Sperm donor identity protected by B.C. court ruling
Olivia Pratten plans to appeal case to Supreme Court of Canada
The B.C. Court of Appeal has overturned a decision by the B.C. Supreme Court that ruled the offspring of anonymous sperm donors have a right to know the identity of their fathers.
The issue was initially brought before the B.C. Supreme Court by Olivia Pratten, who wanted to learn more about the identity of her biological father.
Pratten wanted offspring like herself to be treated the same as people who are adopted and argued that the B.C. government should change its laws accordingly.
In May 2011, a B.C. Supreme Court judge agreed with Pratten, giving the province 15 months to amend its Adoption Act, saying people who are deprived of their genetic backgrounds suffer psychological harm.

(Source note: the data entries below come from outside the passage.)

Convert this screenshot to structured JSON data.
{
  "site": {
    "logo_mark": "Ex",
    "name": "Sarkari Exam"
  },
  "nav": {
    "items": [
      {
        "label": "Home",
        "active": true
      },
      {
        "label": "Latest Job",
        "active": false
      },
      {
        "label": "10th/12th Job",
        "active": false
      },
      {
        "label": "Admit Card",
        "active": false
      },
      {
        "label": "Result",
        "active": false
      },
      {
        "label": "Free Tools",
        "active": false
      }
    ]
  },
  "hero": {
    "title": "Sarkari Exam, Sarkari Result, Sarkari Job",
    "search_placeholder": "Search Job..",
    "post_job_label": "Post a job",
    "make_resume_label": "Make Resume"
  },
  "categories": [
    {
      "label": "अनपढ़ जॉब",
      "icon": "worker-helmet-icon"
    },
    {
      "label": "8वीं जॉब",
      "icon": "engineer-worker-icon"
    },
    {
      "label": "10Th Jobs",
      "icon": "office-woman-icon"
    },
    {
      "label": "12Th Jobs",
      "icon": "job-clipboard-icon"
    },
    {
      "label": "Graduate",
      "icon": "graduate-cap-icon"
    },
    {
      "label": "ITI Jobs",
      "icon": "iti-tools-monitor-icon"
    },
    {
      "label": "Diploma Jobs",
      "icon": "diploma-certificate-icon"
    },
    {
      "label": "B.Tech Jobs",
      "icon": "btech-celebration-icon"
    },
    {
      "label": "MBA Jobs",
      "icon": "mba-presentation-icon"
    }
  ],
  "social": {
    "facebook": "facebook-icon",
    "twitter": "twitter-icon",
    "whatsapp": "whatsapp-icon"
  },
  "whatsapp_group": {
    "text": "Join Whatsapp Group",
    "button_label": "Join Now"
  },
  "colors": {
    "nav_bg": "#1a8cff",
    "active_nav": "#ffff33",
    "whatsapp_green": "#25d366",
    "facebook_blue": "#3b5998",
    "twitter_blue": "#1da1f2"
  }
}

But on Tuesday, the Appeal Court ruled there is no legal right for offspring to know their past and providing such information would amount to state intrusion into many people's lives.
The court said there are plenty of non-donor offspring who don't know their family history or the identity of their biological father because of decisions made by others or the circumstances of their conception.
Supreme Court appeal planned
Pratten spent years trying to learn her biological father's identity, only to find out her mother's fertility specialist destroyed the records and then provided her with contradicting information.
She said even though she will never know her father's identity, she now plans to take her fight to the Supreme Court of Canada, for the sake of others in similar situations.
"The court has failed to recognize the rights and needs of donor conceived people, and we have a framework in B.C. and across the country for protecting adoptees and that's what we ask to be included in and they basically told us, don't bother," she said.
"I'm very disappointed. We will be appealing it to the Supreme Court."